—Et, maître, si je t'ai toujours aimé, du plus loin de ma jeunesse, c'est, je crois bien, la nuit terrible, que tu m'as marquée et faite tienne…. Tu te rappelles de quelle étreinte violente tu m'avais étouffée. Il m'en restait une meurtrissure, des gouttes de sang à l'épaule. J'étais à demi nue, ton corps était comme entré dans le mien. Nous nous sommes battus, tu as été le plus fort, j'en ai conservé le besoin d'un soutien. D'abord, je me suis crue humiliée; puis, j'ai vu que ce n'était qu'une soumission infiniment douce…. Toujours je te sentais en moi. Ton geste, à distance, me faisait tressaillir, car il me semblait qu'il m'avait effleurée. J'aurais voulu que ton étreinte me reprit, m'écrasât jusqu'à me fondre en toi, à jamais. Et j'étais avertie, je devinais que ton désir était le même, que la violence qui m'avait faite tienne t'avait fait mien, que tu luttais pour ne pas me saisir, au passage, et me garder…. Déjà, en te soignant, quand tu as été malade, je me suis contentée un peu. C'est à partir de ce moment que j'ai compris. Je ne suis plus allée à l'église, je commençais à être heureuse près de toi, tu devenais la certitude…. Rappelle-toi, je t'avais crié, sur l'aire, qu'il manquait quelque chose, dans notre tendresse. Elle était vide, et j'avais le besoin de l'emplir. Que pouvait-il nous manquer, si ce n'était Dieu, la raison d'être du monde? Et c'était la divinité en effet, l'entière possession, l'acte d'amour et de vie.

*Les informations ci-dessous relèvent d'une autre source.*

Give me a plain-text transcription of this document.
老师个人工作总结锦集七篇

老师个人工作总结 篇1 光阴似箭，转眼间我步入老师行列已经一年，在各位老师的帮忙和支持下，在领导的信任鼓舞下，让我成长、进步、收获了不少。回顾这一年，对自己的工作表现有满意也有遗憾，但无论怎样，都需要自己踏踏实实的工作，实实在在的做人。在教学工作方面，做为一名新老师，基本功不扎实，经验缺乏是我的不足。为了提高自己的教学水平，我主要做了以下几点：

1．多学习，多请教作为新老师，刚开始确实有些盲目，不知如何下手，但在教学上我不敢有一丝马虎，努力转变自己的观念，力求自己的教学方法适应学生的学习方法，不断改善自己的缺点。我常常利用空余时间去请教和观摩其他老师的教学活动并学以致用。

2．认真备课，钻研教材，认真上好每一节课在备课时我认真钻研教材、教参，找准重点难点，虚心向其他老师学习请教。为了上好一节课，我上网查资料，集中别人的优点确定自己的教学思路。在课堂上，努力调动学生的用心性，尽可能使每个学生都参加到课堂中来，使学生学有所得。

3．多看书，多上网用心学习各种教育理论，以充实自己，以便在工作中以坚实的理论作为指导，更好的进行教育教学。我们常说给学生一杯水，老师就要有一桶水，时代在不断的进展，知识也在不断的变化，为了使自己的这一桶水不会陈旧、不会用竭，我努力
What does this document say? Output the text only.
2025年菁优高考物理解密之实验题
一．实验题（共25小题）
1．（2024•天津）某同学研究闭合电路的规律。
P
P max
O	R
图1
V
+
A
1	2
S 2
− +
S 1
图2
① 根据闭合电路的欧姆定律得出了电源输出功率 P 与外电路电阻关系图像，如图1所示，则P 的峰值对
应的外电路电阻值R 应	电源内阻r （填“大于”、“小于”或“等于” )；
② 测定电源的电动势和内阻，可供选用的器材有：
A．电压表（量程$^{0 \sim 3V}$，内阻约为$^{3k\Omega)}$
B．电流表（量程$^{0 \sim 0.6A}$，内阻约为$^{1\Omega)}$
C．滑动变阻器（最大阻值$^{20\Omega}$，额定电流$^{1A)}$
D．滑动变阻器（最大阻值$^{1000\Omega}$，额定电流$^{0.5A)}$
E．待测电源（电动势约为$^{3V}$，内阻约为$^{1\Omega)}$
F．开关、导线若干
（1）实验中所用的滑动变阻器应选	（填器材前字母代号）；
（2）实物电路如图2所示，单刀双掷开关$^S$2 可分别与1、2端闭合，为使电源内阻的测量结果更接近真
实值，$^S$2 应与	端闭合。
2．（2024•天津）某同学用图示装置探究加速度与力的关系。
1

Elle n'avait plus que des balbutiements, il riait de leur victoire; et ils se reprirent. La nuit entière fut une béatitude, dans la chambre heureuse, embaumée de jeunesse et de passion. Quand le petit jour parut, ils ouvrirent toutes grandes les fenêtres pour que le printemps entrât. Le soleil fécondant d'avril se levait dans un ciel immense, d'une pureté sans tache, et la terre, soulevée par le frisson des germes, chantait gaiement les noces.
VIII
Alors, ce fut la possession heureuse, l'idylle heureuse. Clotilde était le renouveau qui arrivait à Pascal sur le tard, au déclin de l'âge. Elle lui apportait du soleil et des fleurs, plein sa robe d'amante; et, cette jeunesse, elle la lui donnait après les trente années de son dur travail, lorsqu'il était las déjà, et pâlissant, d'être descendu dans l'épouvante des plaies humaines. Il renaissait sous ses grands yeux clairs, au souffle pur de son haleine. C'était encore la foi en la vie, en la santé, en la force, à l'éternel recommencement.
Ce premier matin, après la nuit des noces; Clotilde sortit la première de la chambre, seulement vers dix heures. Au milieu de la salle de travail, tout de suite elle aperçut Martine, plantée sur les jambes, d'un air effaré. La veille, le docteur, en suivant la jeune fille, avait laissé sa porte ouverte; et la servante, entrée librement, venait de constater que le lit n'était pas même défait. Puis, elle avait eu la surprise d'entendre un bruit de voix sortir de l'autre chambre. Sa stupeur était telle, qu'elle en devenait plaisante.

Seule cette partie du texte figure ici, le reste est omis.